Бравый солдат Швейк в плену - Страница 11


К оглавлению

11

Мы видели, как из Австрии на фронт потянулись одетые в серые мундиры дети чуть не школьного возраста, заставляя вспомнить детские толпы времен крестовых походов , выступившие на завоевание Иерусалима. Но на этот раз их посылали против своих же земляков.

В галльском сумасшедшем доме существовали, хоть и неофициально, особые отделения для немцев из альпийских земель и для немцев из присоединенных областей. Может быть, вам случалось видеть патриотические манифестации австрийских немцев с припадками бешенства, рева и хрипоты, когда приступы беснования, помутнение рассудка выражаются в движении и криках. Толпа мечется, ревет: «Heil dir im Siegeskranz!» . Глаза выпучены, неистовство доходит до бреда при воплях: «Nieder mit den Russen!» . He приходится удивляться, что это исступление являлось лучшей почвой для политической мании преследования и что именно после таких манифестаций в лечебницу города Галле всякий раз поступал новый набор рекрутов.

Это была какая-то мобилизация умалишенных, массовый психоз, благодаря которому увеличивалось население печальных убежищ для душевнобольных.

Австрийские священники молились за империю, как добрый приходский поп молится за своего озорного питомца: коли тот полезет через забор воровать чужие яблоки и порвет штаны, так чтоб господь бог смилостивился — сохранил ему хоть рубашку.

Вся империя была под хмельком. В головах государственных деятелей роились планы, разрабатываемые и осуществляемые за завтраком; как суды ни изощрялись, а сумасшедшие дома были переполнены.

Некоторые сходили с ума из практических соображений, чтобы угодить правительству. В Галле находился скорняк из Трутнова, немец, подделавший векселя на двести тысяч крон, чтобы на всю эту полученную обманным путем сумму подписаться на австрийский военный заем.
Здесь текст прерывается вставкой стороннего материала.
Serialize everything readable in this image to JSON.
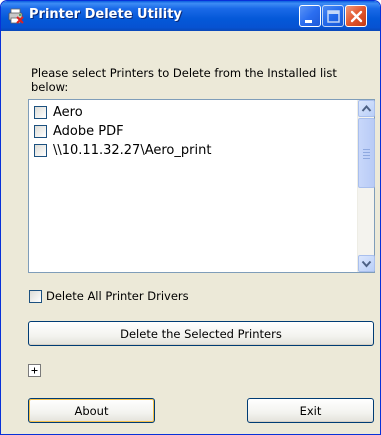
{
  "window": {
    "title": "Printer Delete Utility",
    "icon": "printer-delete-icon",
    "controls": [
      "minimize-icon",
      "maximize-icon",
      "close-icon"
    ],
    "accent_color": "#0458d8",
    "close_color": "#e2572e"
  },
  "prompt": {
    "text": "Please select Printers to Delete from the Installed list below:"
  },
  "printers": {
    "items": [
      {
        "label": "Aero",
        "checked": false
      },
      {
        "label": "Adobe PDF",
        "checked": false
      },
      {
        "label": "\\\\10.11.32.27\\Aero_print",
        "checked": false
      }
    ]
  },
  "options": {
    "delete_drivers_label": "Delete All Printer Drivers",
    "delete_drivers_checked": false
  },
  "actions": {
    "delete_selected_label": "Delete the Selected Printers",
    "expand_glyph": "+",
    "about_label": "About",
    "exit_label": "Exit"
  }
}
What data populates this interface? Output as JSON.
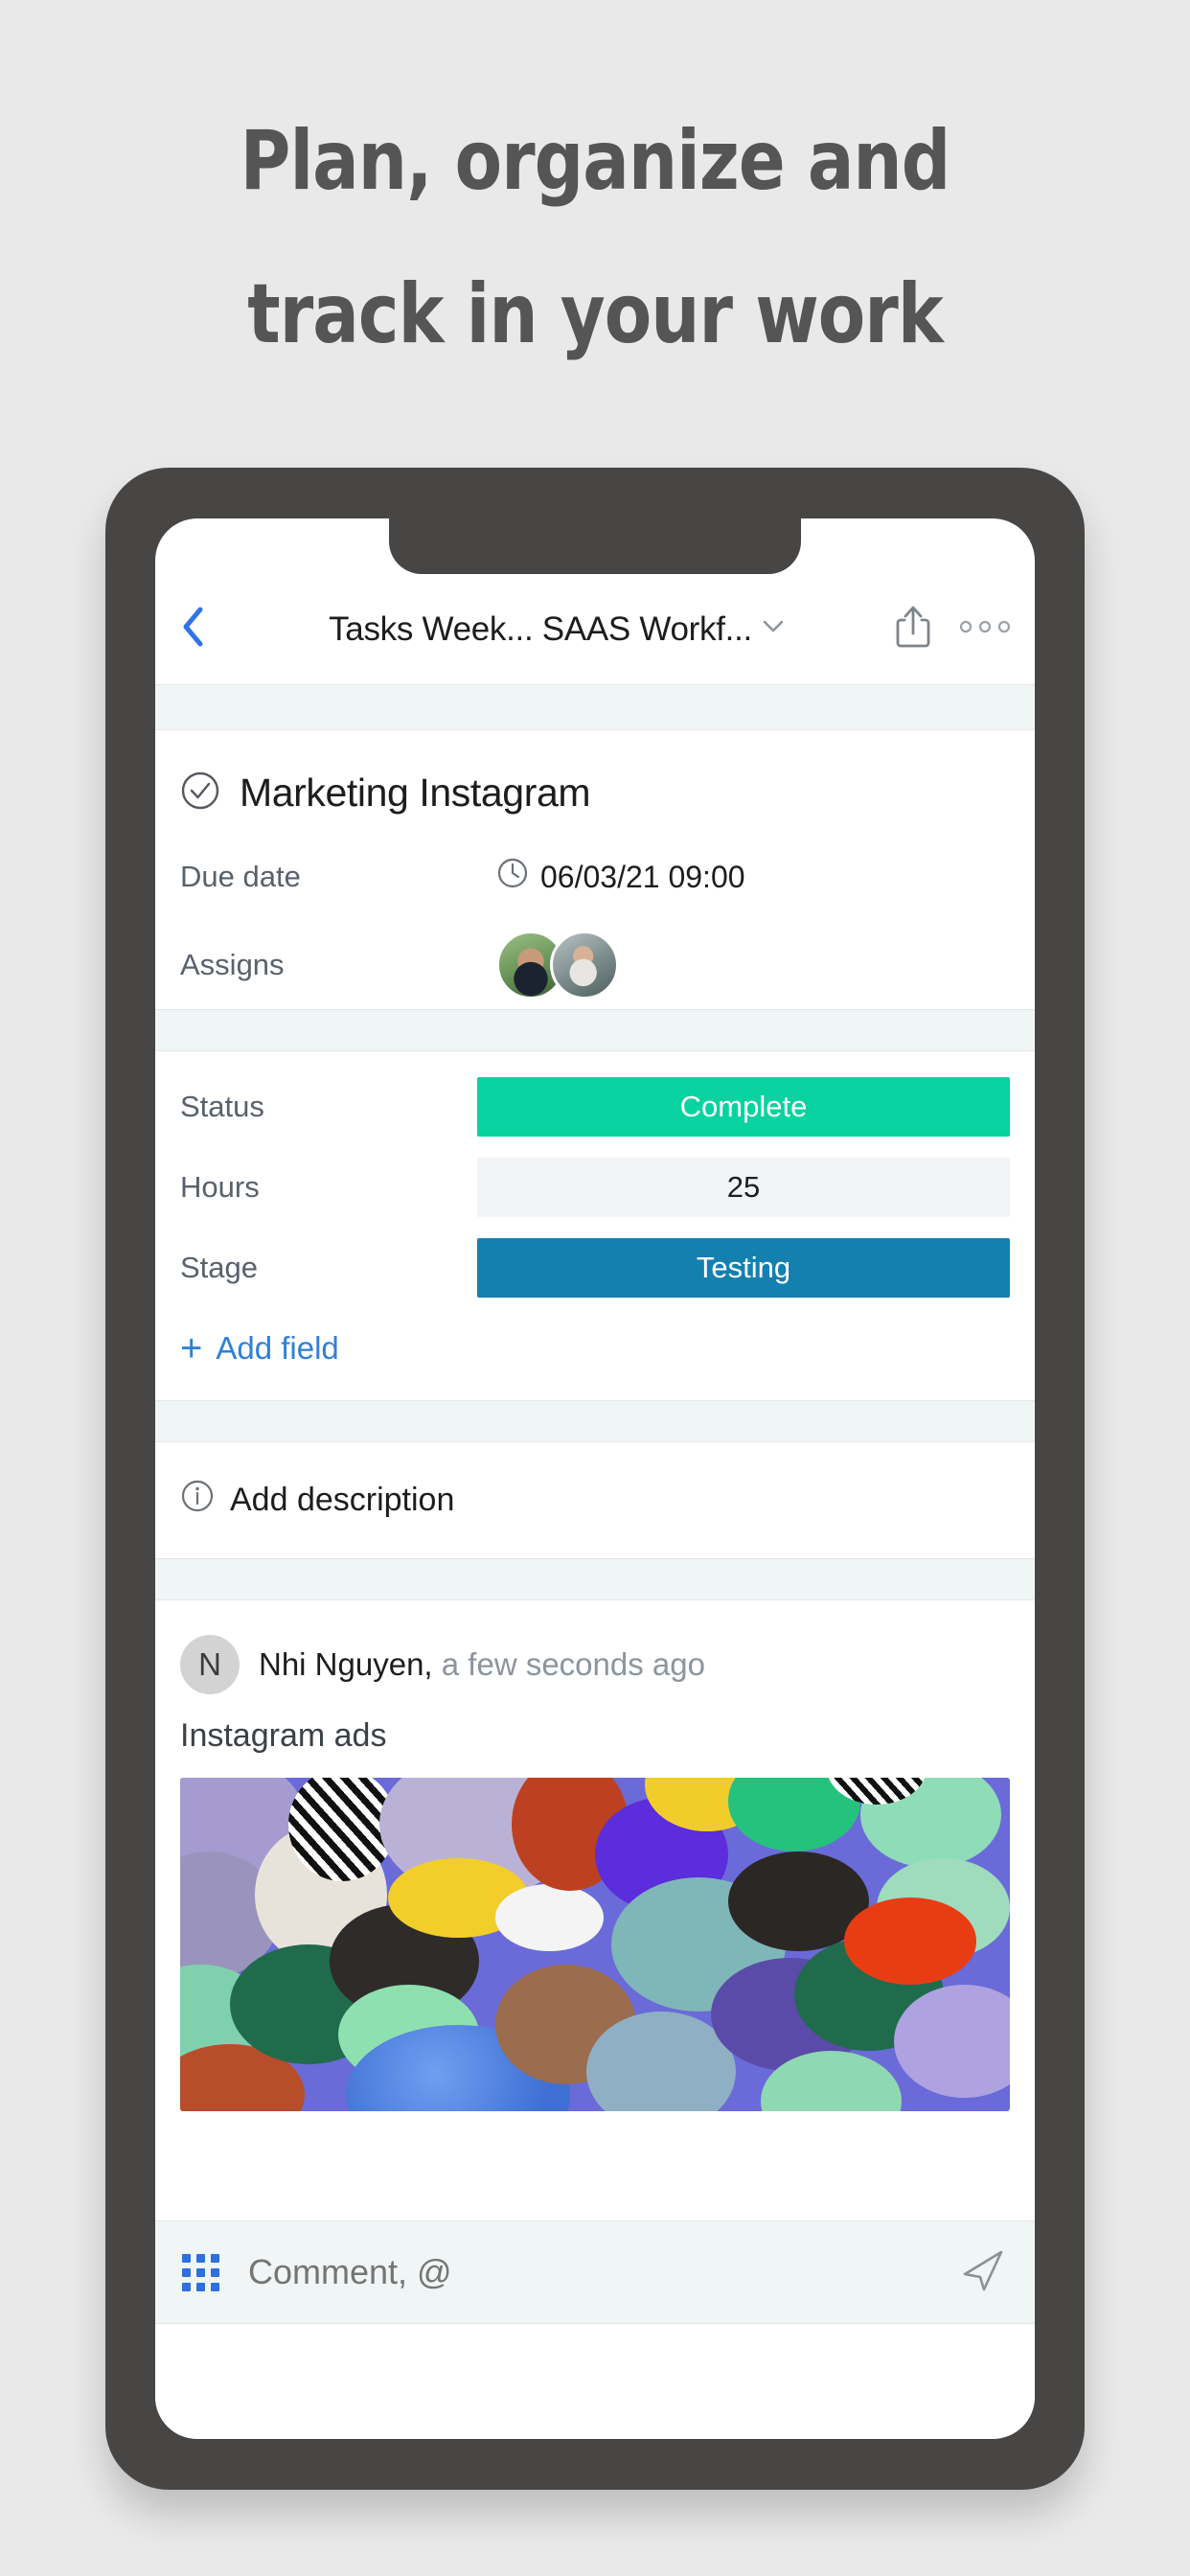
{
  "headline": {
    "line1": "Plan, organize and",
    "line2": "track in your work",
    "color": "#555555"
  },
  "colors": {
    "background": "#e9e9e9",
    "phone_frame": "#474645",
    "accent_blue": "#2f80d8",
    "status_green": "#08d3a0",
    "stage_blue": "#1380b0",
    "strip": "#f0f5f5",
    "muted_text": "#59616b"
  },
  "navbar": {
    "back_icon": "chevron-left-icon",
    "title": "Tasks Week... SAAS Workf...",
    "dropdown_icon": "chevron-down-icon",
    "share_icon": "share-icon",
    "more_icon": "more-horizontal-icon"
  },
  "task": {
    "check_icon": "check-circle-icon",
    "title": "Marketing Instagram",
    "fields": [
      {
        "label": "Due date",
        "icon": "clock-icon",
        "value": "06/03/21 09:00"
      },
      {
        "label": "Assigns",
        "icon": "avatar-group",
        "value": ""
      }
    ]
  },
  "attributes": [
    {
      "label": "Status",
      "value": "Complete",
      "style": "green"
    },
    {
      "label": "Hours",
      "value": "25",
      "style": "neutral"
    },
    {
      "label": "Stage",
      "value": "Testing",
      "style": "blue"
    }
  ],
  "add_field": {
    "icon": "plus-icon",
    "label": "Add field"
  },
  "description": {
    "icon": "info-circle-icon",
    "label": "Add description"
  },
  "comment": {
    "avatar_initial": "N",
    "author": "Nhi Nguyen,",
    "timestamp": "a few seconds ago",
    "text": "Instagram ads",
    "attachment_alt": "colored-pebbles-photo"
  },
  "comment_bar": {
    "grid_icon": "apps-grid-icon",
    "placeholder": "Comment, @",
    "send_icon": "send-icon"
  }
}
Немецкая учительница из «Лерериненферейна» в Брно как-то утром, облачившись в военную форму, стала рубить шашкой витрины на Франтишковой улице, крича: «Gott, strafe England!» .

Да, в Галле находились политические сумасшедшие всех сортов. Председатель союза отставных солдат в Устье над Лабой, пришпиливший прямо к голому телу несколько дюжин медалей, и помещик из Хомутова, зашивший в черно-желтое знамя четырех волов и двух коров и пославший их с восторженным письмом в окружное управление. Наконец супруга окружного старосты из Чешской Липы, великая немецкая патриотка, решившая поджечь в Липе чешский приют. Это были типичные явления. (Если кто-нибудь подумает, что я преувеличиваю, пусть прочтет в Мюнхенском медицинском альманахе статью «Krieg und Psychose der Massen» .)

Попав в Галле, Швейк сразу обрел душевное спокойствие. Он понял, что он не просто какой-то нуль в империи: все, что свалилось ему на голову, ясно говорило о том, что он кое-что собой представляет. Он очень вырос в собственных глазах, особенно когда вскоре после его приезда один помешанный начал называть его господином майором. Сам он представился Швейку как генерал Пиоторек; гулля со Швейком в саду, он показал ему на распустившиеся одуванчики и сказал:

— Возьмите этот полк и оккупируйте Боснию и Герцеговину. — Тут он указал на засохшую черешню у стены. — Hergott!… (Боже!…) — воскликнул он. — Нас обходят. Надо швырнуть туда пару гранат.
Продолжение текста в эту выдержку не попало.